Talks over a new rating system fell apart Thursday after Vice President Al Gore broke his neutral stance on the issue and endorsed a plan, backed by parents groups, to strengthen the system.
Right now, the industry has an age-based system designed after the MPAA movie code. Gore called for the addition of V, S and L codes indicating the presence of violence, sex and foul language. He also backed a plan to add violence labels to kids shows.
In an attempt to break the impasse, House telecom subcommittee chairman Billy Tauzin (R-La.) secured the support of Gingrich to kill any new TV content bills if all sides can come to terms, according to Tauzin spokesman Ken Johnson.

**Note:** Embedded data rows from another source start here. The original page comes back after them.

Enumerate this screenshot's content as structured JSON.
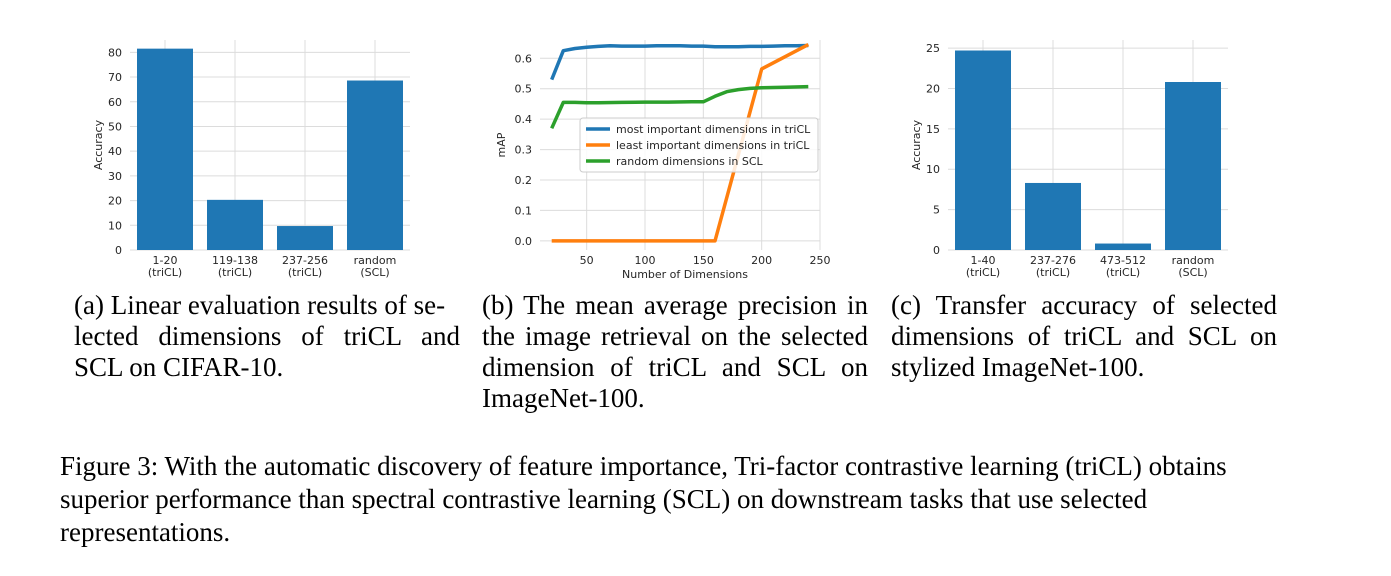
{
  "chart_data": [
    {
      "id": "a",
      "type": "bar",
      "categories": [
        [
          "1-20",
          "(triCL)"
        ],
        [
          "119-138",
          "(triCL)"
        ],
        [
          "237-256",
          "(triCL)"
        ],
        [
          "random",
          "(SCL)"
        ]
      ],
      "values": [
        81.5,
        20.3,
        9.7,
        68.6
      ],
      "ylabel": "Accuracy",
      "ylim": [
        0,
        85
      ],
      "yticks": [
        0,
        10,
        20,
        30,
        40,
        50,
        60,
        70,
        80
      ],
      "bar_color": "#1f77b4",
      "grid": true
    },
    {
      "id": "b",
      "type": "line",
      "xlabel": "Number of Dimensions",
      "ylabel": "mAP",
      "xlim": [
        10,
        250
      ],
      "ylim": [
        -0.03,
        0.66
      ],
      "xticks": [
        50,
        100,
        150,
        200,
        250
      ],
      "yticks": [
        0.0,
        0.1,
        0.2,
        0.3,
        0.4,
        0.5,
        0.6
      ],
      "grid": true,
      "legend": "center-right",
      "series": [
        {
          "name": "most important dimensions in triCL",
          "color": "#1f77b4",
          "x": [
            20,
            30,
            40,
            50,
            60,
            70,
            80,
            90,
            100,
            110,
            120,
            130,
            140,
            150,
            160,
            170,
            180,
            190,
            200,
            210,
            220,
            230,
            240
          ],
          "y": [
            0.53,
            0.625,
            0.632,
            0.636,
            0.639,
            0.641,
            0.64,
            0.64,
            0.64,
            0.641,
            0.641,
            0.641,
            0.64,
            0.64,
            0.638,
            0.638,
            0.638,
            0.639,
            0.639,
            0.64,
            0.641,
            0.641,
            0.642
          ]
        },
        {
          "name": "least important dimensions in triCL",
          "color": "#ff7f0e",
          "x": [
            20,
            160,
            200,
            240
          ],
          "y": [
            0.0,
            0.0,
            0.565,
            0.645
          ]
        },
        {
          "name": "random dimensions in SCL",
          "color": "#2ca02c",
          "x": [
            20,
            30,
            40,
            50,
            60,
            80,
            100,
            120,
            140,
            150,
            160,
            170,
            180,
            190,
            200,
            220,
            240
          ],
          "y": [
            0.37,
            0.455,
            0.455,
            0.454,
            0.454,
            0.455,
            0.456,
            0.456,
            0.457,
            0.457,
            0.475,
            0.49,
            0.497,
            0.501,
            0.503,
            0.505,
            0.507
          ]
        }
      ]
    },
    {
      "id": "c",
      "type": "bar",
      "categories": [
        [
          "1-40",
          "(triCL)"
        ],
        [
          "237-276",
          "(triCL)"
        ],
        [
          "473-512",
          "(triCL)"
        ],
        [
          "random",
          "(SCL)"
        ]
      ],
      "values": [
        24.7,
        8.3,
        0.8,
        20.8
      ],
      "ylabel": "Accuracy",
      "ylim": [
        0,
        26
      ],
      "yticks": [
        0,
        5,
        10,
        15,
        20,
        25
      ],
      "bar_color": "#1f77b4",
      "grid": true
    }
  ],
  "captions": {
    "a": [
      "(a) Linear evaluation results of se-",
      "lected dimensions of triCL and",
      "SCL on CIFAR-10."
    ],
    "b": [
      "(b) The mean average precision in",
      "the image retrieval on the selected",
      "dimension of triCL and SCL on",
      "ImageNet-100."
    ],
    "c": [
      "(c) Transfer accuracy of selected",
      "dimensions of triCL and SCL on",
      "stylized ImageNet-100."
    ]
  },
  "figure_caption": "Figure 3: With the automatic discovery of feature importance, Tri-factor contrastive learning (triCL) obtains superior performance than spectral contrastive learning (SCL) on downstream tasks that use selected representations."
}
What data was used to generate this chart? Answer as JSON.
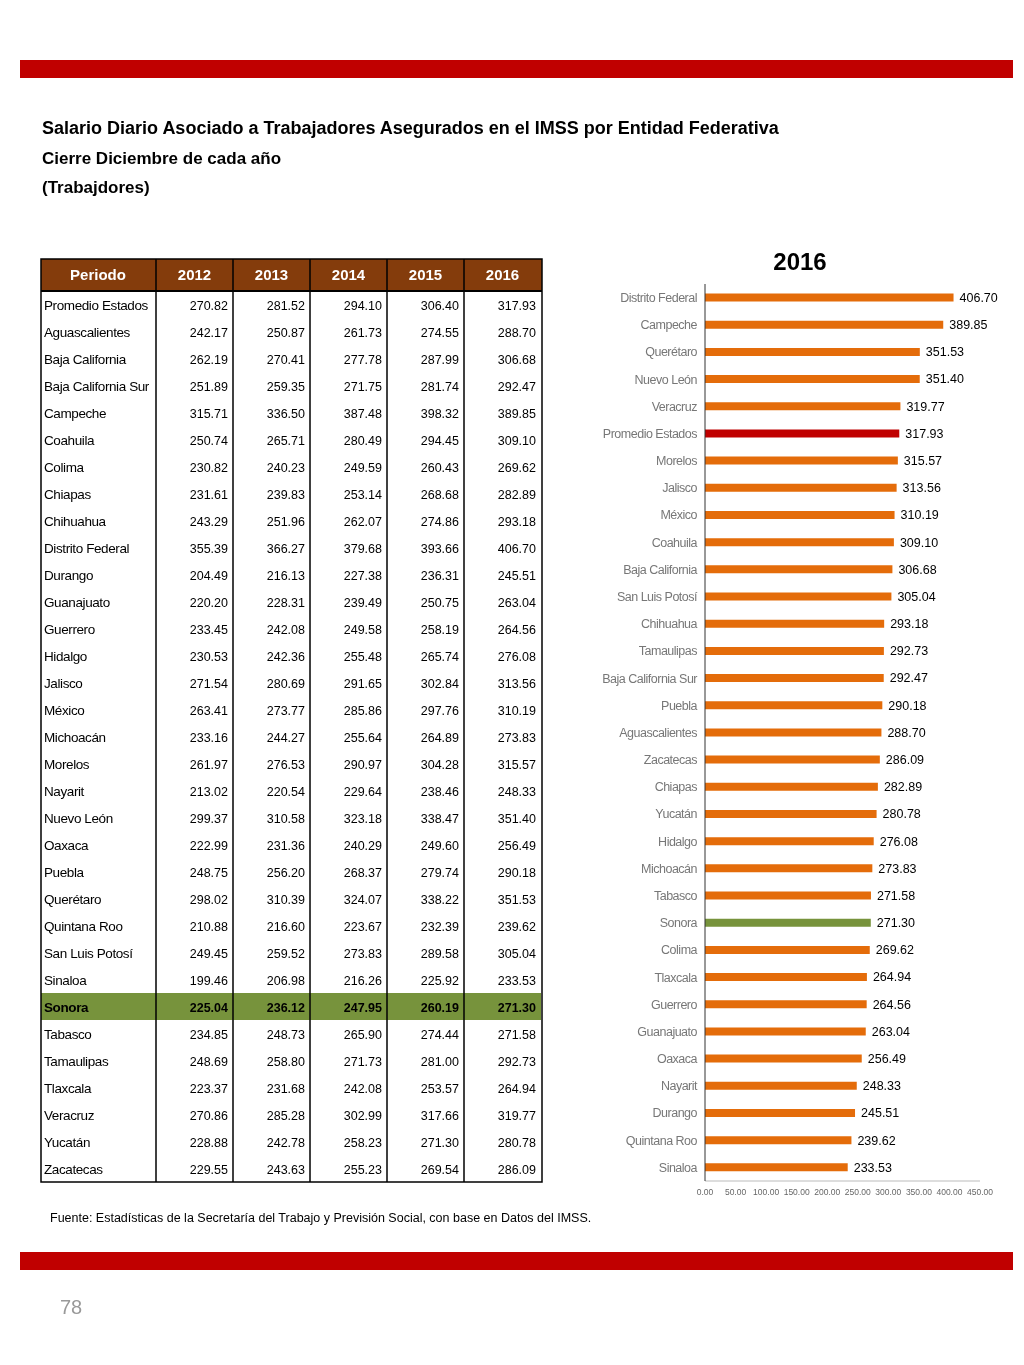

The move by Tauzin and Gingrich is an attempt to neutralize the threat made last week by Senate Commerce Committee chairman John McCain (R-Ariz.) to write a new, stricter content code into law if broadcasters and parents couldn’t do it on their own by Tuesday. He also promised to move forward on other TV violence/content bills.
Tauzin’s spokesman said the McCain threat had tipped the balance of negotiations toward kidvid groups, and his promise to kill any new bills evens things out. Sources say the two sides could be back at the table this week, and one network lobbyist didn’t rule out the possibility of reaching an agreement by Tuesday.